Saturday, June 6, 2015

A legal challenge to Hasankeyf resettlement guidelines

Last month the Turkish Government issued a declaration (published 5 May 2015 in the Resmi Gazete) defining eligibility requirements for housing in the future settlement area of Hasankeyf. (An English translation is available here.)

Rather than ensuring “the equal enjoyment of the right to adequate housing by all” as required by international law, this declaration appears to exclude certain segments of the Hasankeyf population and prevent many residents from taking advantage of measures intended to ease the transfer to the new settlement area.

Specifically, only households that enjoy the status of “family” as defined by Article 17 of Housing Law 5543 are eligible to purchase residential units with state-supported financing. In addition, business owners who do not have adequate documentation of business operations, including commercial tax payments, will not be eligible to purchase commercial space in the new Market Center. One Hasankeyf business owner estimated that these criteria would disqualify 60 percent of Hasankeyf business owners.

The Initiative to Keep Hasankeyf Alive (HYG) argues that the declaration is inconsistent with constitutional guarantees of equal rights and has filed a lawsuit in Batman to have the declaration annulled. Local and regional activists speaking at an HYG press meeting in Hasankeyf last Sunday described the Ilısu Dam project, which is expected to flood Hasankeyf and require residents to relocate, as the continuation of government policies that have forced Kurdish villagers from their homes and driven them into poverty. 



The Initiative to Keep Hasankeyf Alive announced a lawsuit
against the recently published guidelines for
property purchases in the new settlement area.

While construction of residential units in the new settlement area has resumed after a pause of nearly two years, there is no clear timeline for the purchase and occupation of the new housing. Once qualifying families take possession of their new homes, they will be required to vacate their present homes within 30 days.

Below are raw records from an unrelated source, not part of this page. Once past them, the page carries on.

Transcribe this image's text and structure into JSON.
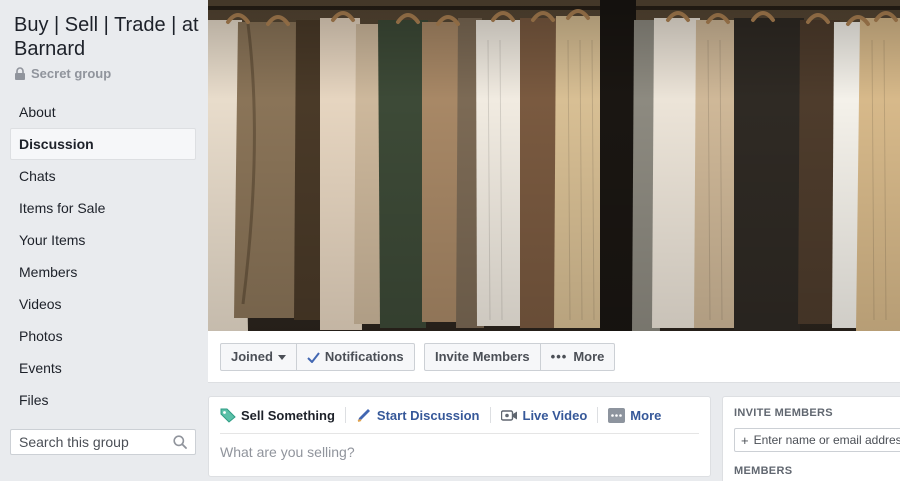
{
  "group": {
    "title": "Buy | Sell | Trade | at Barnard",
    "privacy": "Secret group"
  },
  "sidebar": {
    "items": [
      {
        "label": "About"
      },
      {
        "label": "Discussion",
        "active": true
      },
      {
        "label": "Chats"
      },
      {
        "label": "Items for Sale"
      },
      {
        "label": "Your Items"
      },
      {
        "label": "Members"
      },
      {
        "label": "Videos"
      },
      {
        "label": "Photos"
      },
      {
        "label": "Events"
      },
      {
        "label": "Files"
      }
    ],
    "search_placeholder": "Search this group"
  },
  "actions": {
    "joined": "Joined",
    "notifications": "Notifications",
    "invite": "Invite Members",
    "more": "More"
  },
  "composer": {
    "tabs": {
      "sell": "Sell Something",
      "discussion": "Start Discussion",
      "video": "Live Video",
      "more": "More"
    },
    "placeholder": "What are you selling?"
  },
  "right": {
    "invite_heading": "INVITE MEMBERS",
    "invite_placeholder": "Enter name or email address",
    "members_heading": "MEMBERS"
  },
  "colors": {
    "page_bg": "#e9ebee",
    "link": "#365899",
    "check": "#4267b2"
  }
}
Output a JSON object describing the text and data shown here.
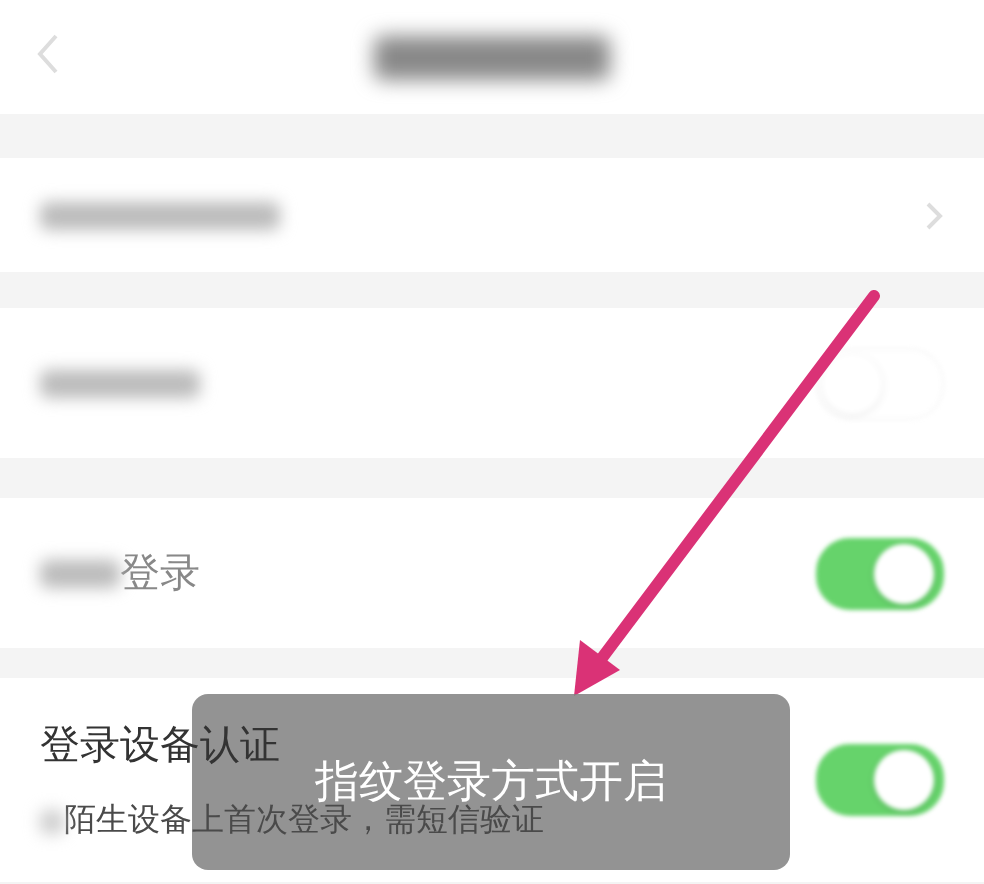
{
  "rows": [
    {
      "kind": "link"
    },
    {
      "kind": "toggle",
      "on": false
    },
    {
      "kind": "toggle",
      "on": true,
      "label": "登录"
    },
    {
      "kind": "toggle",
      "on": true,
      "label": "登录设备认证",
      "subtitle": "陌生设备上首次登录，需短信验证"
    }
  ],
  "toast": {
    "text": "指纹登录方式开启"
  }
}
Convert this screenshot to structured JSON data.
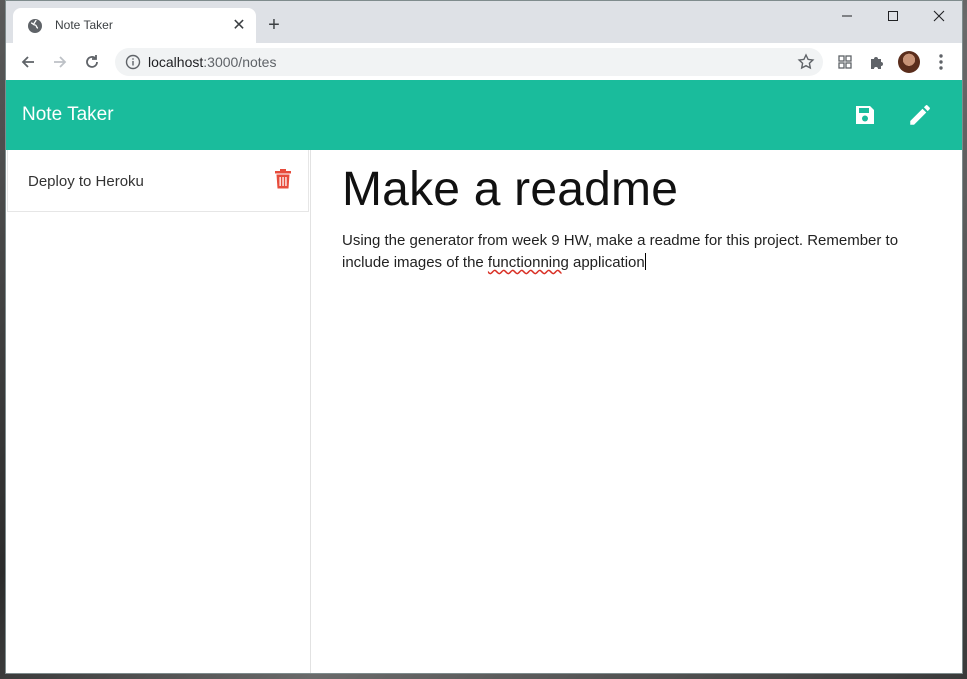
{
  "browser": {
    "tab_title": "Note Taker",
    "url_host": "localhost",
    "url_path": ":3000/notes"
  },
  "app": {
    "brand": "Note Taker",
    "accent": "#1abc9c",
    "save_icon": "save-icon",
    "new_icon": "pencil-icon"
  },
  "sidebar": {
    "notes": [
      {
        "title": "Deploy to Heroku",
        "delete_icon": "trash-icon",
        "delete_color": "#e74c3c"
      }
    ]
  },
  "editor": {
    "title": "Make a readme",
    "body_before": "Using the generator from week 9 HW, make a readme for this project. Remember to include images of the ",
    "body_misspelled": "functionning",
    "body_after": " application"
  }
}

Construction of residential units in the new settlement area
has recently resumed.
The declaration also states that the cost of new units in multi-story buildings will range from 54,000 to 116,000 TL (not including taxes and the value of land). As one Hasankeyf resident noted, the typical Hasankeyf family accepted 70,000 TL from the government for a 2-bedroom home with garden and must go into debt to buy a home in an apartment building. “Where is the land, where are the gardens?” he asked.

It’s a valid question. The United Nations’ “Basic Principles and Guidelines on Development-Based Evictions and Displacement” categorically reject the use of cash compensation to “replace real compensation in the form of land and common property resources.” Paragraph 60 of the UN Guidelines also state, “Where land has been taken, the evicted should be compensated with land commensurate in quality, size and value, or better.”


The topography, soil and town plan of the new settlement area
(foreground) cannot match the verdant gardens of Hasankeyf's
current residential neighborhood (visible in the distance).